“是吗?如果是您的女儿经历这样的事情,您也会觉得是她太敏感了吗?”

    “我没有女儿。”

    “哦,可是我还没有示范完呢。”

    奚浣到目前为止,已经不期望她能公平对待自己了。

    大概,从开始就是被打点好的。

    考试座位是后勤老师排的,修改规则是很容易的事情。

    她忽然为自己这么长时间的努力感到有些不值。

    就算考进年级前100,她依旧在劫难逃。

    既然规则可以被改变,不公已然成为常态,那就闹个天翻地覆吧。

    不然岂不是白白背了这害群之马的骂名。

    她的双手攀上眼前这个蠢货的肩,死死地将她按在座椅靠背上。

    然后用尽全身力气照着她的腿疯狂地踹了上去。

    蠢货刚想大声呼救,却被奚浣捂住了嘴巴,奚浣的另一只手掐在她的脖子上。

    “嘘,不要出声,没什么的,你太敏感了。”

    奚浣看向和杨鳖站在一起的监考老师,她果然没有要上前帮忙的意思。

    不过是同事关系,谁又会真心为谁做事呢?

    蠢货毕竟是一个成年人了,力气要比奚浣大上许多,所以在察觉到奚浣不对劲儿后,立即从椅子上挣脱开来。

    她推了奚浣的头一下:“你敢打老师?”

    “没有,是您要我示范的。”

    杨鳖在一边贱兮兮地调侃道:“奚浣,我可没有那么激烈地对待你吧。”

    “走,你现在就跟我去校长室!考试作弊,扰乱考场秩序,殴打老师和同学,学校是容不下你这样的学生了!”

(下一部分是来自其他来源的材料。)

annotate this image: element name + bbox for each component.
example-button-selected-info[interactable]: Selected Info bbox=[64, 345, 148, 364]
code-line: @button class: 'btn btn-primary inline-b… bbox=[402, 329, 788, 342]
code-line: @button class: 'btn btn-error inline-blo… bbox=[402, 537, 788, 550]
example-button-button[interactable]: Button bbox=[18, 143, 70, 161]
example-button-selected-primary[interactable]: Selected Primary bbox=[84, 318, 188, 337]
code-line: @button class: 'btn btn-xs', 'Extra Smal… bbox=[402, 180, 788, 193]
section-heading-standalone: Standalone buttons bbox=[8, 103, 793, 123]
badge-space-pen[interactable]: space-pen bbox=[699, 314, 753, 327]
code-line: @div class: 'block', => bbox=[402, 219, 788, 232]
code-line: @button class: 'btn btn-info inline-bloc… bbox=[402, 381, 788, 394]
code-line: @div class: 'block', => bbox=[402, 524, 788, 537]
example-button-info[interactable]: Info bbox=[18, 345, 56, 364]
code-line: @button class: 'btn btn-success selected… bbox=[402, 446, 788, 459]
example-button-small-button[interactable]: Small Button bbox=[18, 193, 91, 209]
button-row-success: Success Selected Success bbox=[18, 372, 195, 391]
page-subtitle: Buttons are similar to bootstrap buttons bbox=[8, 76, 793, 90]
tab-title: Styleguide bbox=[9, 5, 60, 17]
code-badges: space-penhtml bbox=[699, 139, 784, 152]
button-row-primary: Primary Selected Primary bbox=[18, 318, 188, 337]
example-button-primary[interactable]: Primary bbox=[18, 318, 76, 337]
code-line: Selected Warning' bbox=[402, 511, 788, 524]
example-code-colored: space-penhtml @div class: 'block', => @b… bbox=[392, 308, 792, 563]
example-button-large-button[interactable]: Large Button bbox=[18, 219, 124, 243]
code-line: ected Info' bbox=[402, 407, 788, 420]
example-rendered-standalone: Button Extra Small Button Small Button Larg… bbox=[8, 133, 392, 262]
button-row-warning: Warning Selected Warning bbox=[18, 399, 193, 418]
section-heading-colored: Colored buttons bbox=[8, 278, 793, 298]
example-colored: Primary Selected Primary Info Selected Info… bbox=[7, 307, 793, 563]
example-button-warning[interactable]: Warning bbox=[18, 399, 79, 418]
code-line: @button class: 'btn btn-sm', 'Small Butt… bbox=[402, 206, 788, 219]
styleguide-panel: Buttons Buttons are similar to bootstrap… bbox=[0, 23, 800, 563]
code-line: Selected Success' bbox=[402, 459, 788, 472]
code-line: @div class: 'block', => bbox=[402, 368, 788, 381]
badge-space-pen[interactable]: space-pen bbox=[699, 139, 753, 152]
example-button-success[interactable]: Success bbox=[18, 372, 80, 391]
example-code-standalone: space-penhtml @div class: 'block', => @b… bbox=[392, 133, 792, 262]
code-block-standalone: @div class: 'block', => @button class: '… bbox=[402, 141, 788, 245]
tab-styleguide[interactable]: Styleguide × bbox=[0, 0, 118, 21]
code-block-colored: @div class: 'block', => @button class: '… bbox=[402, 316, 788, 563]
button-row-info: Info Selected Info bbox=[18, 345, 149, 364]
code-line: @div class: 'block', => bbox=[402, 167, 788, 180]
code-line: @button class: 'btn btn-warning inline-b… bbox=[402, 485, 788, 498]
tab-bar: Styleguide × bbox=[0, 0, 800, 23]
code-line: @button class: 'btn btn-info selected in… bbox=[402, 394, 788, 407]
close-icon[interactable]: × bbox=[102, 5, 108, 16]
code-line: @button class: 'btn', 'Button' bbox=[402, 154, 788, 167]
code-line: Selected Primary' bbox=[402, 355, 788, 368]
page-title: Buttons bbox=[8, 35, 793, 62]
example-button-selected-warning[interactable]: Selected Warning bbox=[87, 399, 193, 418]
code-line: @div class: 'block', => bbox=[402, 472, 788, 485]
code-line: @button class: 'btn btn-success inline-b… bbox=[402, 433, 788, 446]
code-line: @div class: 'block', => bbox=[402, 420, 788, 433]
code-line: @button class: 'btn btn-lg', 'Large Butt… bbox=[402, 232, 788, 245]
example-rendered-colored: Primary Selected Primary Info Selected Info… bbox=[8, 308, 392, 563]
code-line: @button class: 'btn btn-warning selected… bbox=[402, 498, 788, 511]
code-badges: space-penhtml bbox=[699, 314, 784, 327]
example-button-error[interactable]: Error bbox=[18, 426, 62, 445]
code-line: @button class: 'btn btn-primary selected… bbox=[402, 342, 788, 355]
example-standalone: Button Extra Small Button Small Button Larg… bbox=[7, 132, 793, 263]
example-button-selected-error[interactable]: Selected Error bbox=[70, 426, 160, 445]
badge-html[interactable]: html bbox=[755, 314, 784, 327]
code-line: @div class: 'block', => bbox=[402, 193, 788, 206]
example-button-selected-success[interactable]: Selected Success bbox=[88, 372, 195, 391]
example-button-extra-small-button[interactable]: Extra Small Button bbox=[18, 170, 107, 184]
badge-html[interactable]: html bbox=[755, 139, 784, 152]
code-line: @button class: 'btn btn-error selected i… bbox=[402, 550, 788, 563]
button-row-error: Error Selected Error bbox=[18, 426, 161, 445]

    “可以让校长直接过来处理吗?我不太想去校长室。”

    “要么你走着去,要么我绑着你去!反了你了,没有教养的东西!”

    杨鳖在一边说道:“老师,我也去吧,我被打了,也要交待一下啊。”

    奚浣临出门前,趁他们不注意,拿走了杨鳖文具盒中的小刀。

    老婆饼里没有老婆,校长室里也不会有校长,去校长室不过是为了给杨鳖制造机会的借口而已。

    校长室在行政楼六楼。

    他们需要从教学楼下去,穿过学校的同心圆广场,才能到达行政楼。

    荣安在写试卷的时候,突然听到玻璃坠地的声音。

    他的考场在二楼,隔着窗户往下看去,可在他的视野范围之内,并没有出现玻璃碎片。

    这样一来就根本无法判断事故发生的具体位置。

    他现在连奚浣在哪个考场都不知道。

    如果真的是奚浣的考场出了事情,那应该很快就会被带着去校长室了。

    荣安写几道题就往窗户外看一眼,看看楼下的同心圆广场上有没有奚浣的身影。

    他自然是不希望出现她的身影的。

    但是他刚刚的确听到了玻璃坠地的声音。

    奚浣跟杨鳖被猖狂的蠢货带了出来,另一个监考老师留在考场继续监考。

    荣安看到同心圆广场上出现了奚浣单薄又倔强的身影。

    他立刻举手跟监考老师说道:“老师,我要上厕所。”

    “去吧。”

    荣安本想直接跑向同心圆广场,将奚浣拦住问清楚她到底发生了什么事,然后让她等父母过来解决事情。

    总之她绝对不能单独和杨鳖处在同一个空间。

    但是那样一来,带走奚浣的监考老师,极有可能因为她不服从管教,而对她发难。

    荣安思索之后,跑向了四楼。

    徐温在四楼监考。

    徐温和那些趋炎附势的老师不一样,从她接受斐舞来自己班级的时候,荣安就知道徐温会越来越勇敢的。

    荣安找到徐温说道:“老师,奚浣出事了,她和杨鳖一起被带走了,应该是被带去校长室了。”

    徐温听后心里一惊,因为她知道校长去外地开会了。

    校长出去开会的事情,是全校老师都知道的。

    带奚浣离开的监考老师必然也知道。